Despite its overall simplicity, the Western Blot application is an effective procedure for the immunodetection of proteins and an essential tool within biological research. Nevertheless, proteins of the same length or similar size, such as isoforms of the same protein, are difficult to separate. With some adjustments, you can however achieve great results. Here we share some tips.

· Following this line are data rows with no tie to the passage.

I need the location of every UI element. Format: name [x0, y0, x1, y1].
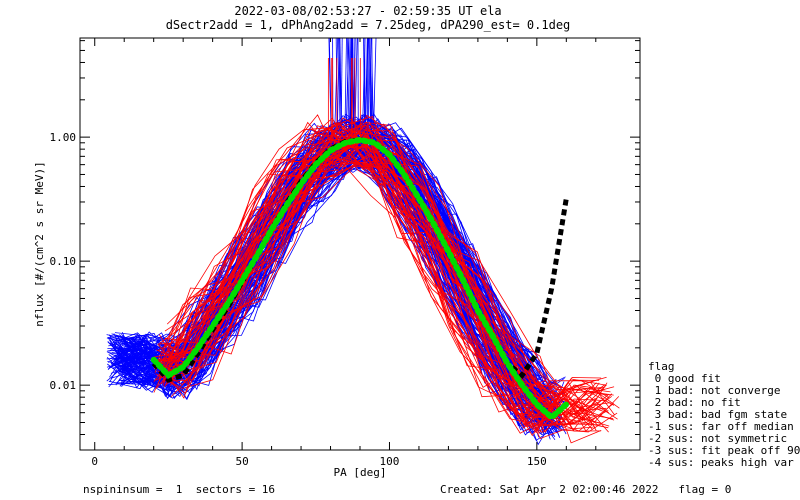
chart-title-line2: dSectr2add = 1, dPhAng2add = 7.25deg, dP…	[166, 18, 571, 32]
peak-spike	[328, 38, 332, 143]
footer-right: Created: Sat Apr 2 02:00:46 2022 flag = …	[440, 483, 731, 496]
fit-lines	[150, 136, 570, 422]
flux-curve	[153, 121, 614, 434]
legend-item: 0 good fit	[648, 372, 721, 385]
peak-spike	[338, 38, 341, 134]
chart-title-line1: 2022-03-08/02:53:27 - 02:59:35 UT ela	[234, 4, 501, 18]
y-axis-label: nflux [#/(cm^2 s sr MeV)]	[33, 161, 46, 327]
x-tick-label: 50	[235, 455, 248, 468]
peak-spike	[344, 38, 347, 135]
peak-spike	[345, 38, 350, 140]
y-tick-label: 0.01	[50, 379, 77, 392]
flux-curve	[167, 121, 608, 399]
flux-curve	[157, 140, 616, 431]
y-tick-label: 1.00	[50, 131, 77, 144]
flux-curve	[167, 162, 598, 426]
legend-item: -4 sus: peaks high var	[648, 456, 794, 469]
peak-spike	[334, 38, 339, 130]
red-flux-curves	[153, 58, 620, 444]
legend-item: -1 sus: far off median	[648, 420, 794, 433]
flux-curve	[164, 134, 597, 431]
legend-item: -2 sus: not symmetric	[648, 432, 787, 445]
peak-spike	[369, 38, 373, 134]
peak-spike	[363, 38, 366, 139]
legend-item: -3 sus: fit peak off 90	[648, 444, 800, 457]
legend-item: 1 bad: not converge	[648, 384, 780, 397]
peak-spike	[368, 38, 372, 138]
legend-item: 3 bad: bad fgm state	[648, 408, 787, 421]
legend-title: flag	[648, 360, 675, 373]
x-axis: 0 50 100 150	[91, 38, 597, 468]
legend-item: 2 bad: no fit	[648, 396, 741, 409]
x-tick-label: 150	[527, 455, 547, 468]
y-axis: 0.01 0.10 1.00	[50, 40, 640, 451]
fit-line-green	[150, 136, 570, 422]
x-axis-label: PA [deg]	[334, 466, 387, 479]
flux-curve	[157, 121, 618, 425]
y-tick-label: 0.10	[50, 255, 77, 268]
flag-legend: flag 0 good fit 1 bad: not converge 2 ba…	[648, 360, 800, 469]
flux-curve	[155, 129, 602, 444]
x-tick-label: 100	[380, 455, 400, 468]
x-tick-label: 0	[91, 455, 98, 468]
footer-left: nspininsum = 1 sectors = 16	[83, 483, 275, 496]
flux-curve	[163, 124, 607, 400]
flux-curve	[160, 127, 607, 423]
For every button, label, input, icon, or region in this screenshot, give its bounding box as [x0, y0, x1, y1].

Western Blot (WB) is one of the most frequently antibody-based methods used in many fields of biochemical research. It is a simple way of detecting the presence or absence of a particular protein in a complex mixture, to compare protein levels, protein abundance, kinase activity, cellular localization, protein-protein interactions, or monitoring of post-translational modifications in different conditions or different tissues. If appropriately undertaken, WB is reliable, quantitative, both in relative and absolute terms, and extremely valuable (Bass et al., 2017).
WB combines the superior resolving power of polyacrylamide gel electrophoresis (PAGE) the specificity of antibodies, and the sensitivity of enzyme assays. The first step in WB is to prepare the protein sample by mixing it with the detergent called sodium dodecyl sulfate (SDS), which makes the proteins unfold into linear chains and coats them with a negative charge. Next, the protein molecules are separated according to their sizes using PAGE.
Following separation, the proteins are transferred from the gel onto a blotting membrane, usually, a nitrocellulose membrane, which binds and immobilizes the proteins followed by antigen detection by primary antibodies specific for the protein of interest, incubation with a secondary antibody linked to chemiluminescent or a fluorescent tag or label, develop, detection and quantification.